Tuesday, October 18, 2005

Oracle on Ubuntu

I love my new Ubuntu Linux (version 5.10). I love how easy it was to install, how it picked right up on my wireless card.

Oracle doesn't support Ubuntu, but I installed it anyway and it's doing fine. The process was tricky, though. Here's what I learned.
  1. RTFM. The Installation Guide is very important, more so than when installing Oracle on Windows. It has to be the primary document you work from, and follow step-by-step. Any other advice on Oracle/Ubuntu that you may Google up is secondary. Where Red Hat and SuSE directions differ, follow the Red Hat ones.
  2. This document is useful primarily for reassuring you that the error messages you get are OK.
  3. Make sure the Universe is in your Synaptic repository and install these packages: gcc, make, libxp, libaio, lesstif2, lesstif2-dev, rpm, and libdb1.
  4. You can't find all the packages that the install documents call for in the Ubuntu Universe. That seems to be OK; just find the ones you can.
  5. The magic word is runInstaller -ignoreSysPrereqs.
  6. One little misstep and you may get something broken. It took me a couple attempts. Try, try again, following that Installation Guide even more carefully.

2 comments:

Anonymous said...

Are you planning on installing any other tools apart from the database? (And I've seen your next post about cx_Oracle).

I'm just being lazy and hoping you'll blaze the way for me. I partitioned my work laptop at the weekend and installed Ubuntu 5.10 on it. I just got stuck trying to get my wireless card working and decided that installing Oracle was just a step too far this month.

Unknown said...

That's funny, because the ease of getting my wireless card working was exactly what delighted me about Ubuntu in the first place.

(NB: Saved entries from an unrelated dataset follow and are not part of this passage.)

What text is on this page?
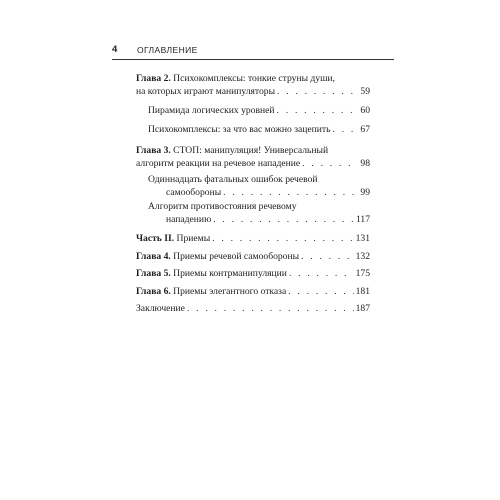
4 ОГЛАВЛЕНИЕ
Глава 2. Психокомплексы: тонкие струны души,
на которых играют манипуляторы . . .	59
Пирамида логических уровней . . .	60
Психокомплексы: за что вас можно зацепить . . .	67
Глава 3. СТОП: манипуляция! Универсальный
алгоритм реакции на речевое нападение . . .	98
Одиннадцать фатальных ошибок речевой
самообороны . . .	99
Алгоритм противостояния речевому
нападению . . .	117
Часть II. Приемы . . .	131
Глава 4. Приемы речевой самообороны . . .	132
Глава 5. Приемы контрманипуляции . . .	175
Глава 6. Приемы элегантного отказа . . .	181
Заключение . . .	187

Hmm.

Here's all I did for my wireless.

- System > Administration > Networking
- Choose "wireless connection" (only present if the card is physically inserted), Properties, Enable, Configuration=DHCP
- OK, OK out of that
- Click the networking icon at the top-right and select "ath0" from the dropdown list

Maybe Ubuntu supports my card (D-Link AirPlus G DWO-G630) but not yours yet? I'm sure they have a list of supported hardware, I just haven't looked for it.

Anyway, I'm going to be using the Ubuntu machine as my primary toy now, so I'll certainly be gradually putting more things on it. I'm not sure exactly what and when; probably Komodo will come next. (Drat, my WingIDE license if for one OS only.)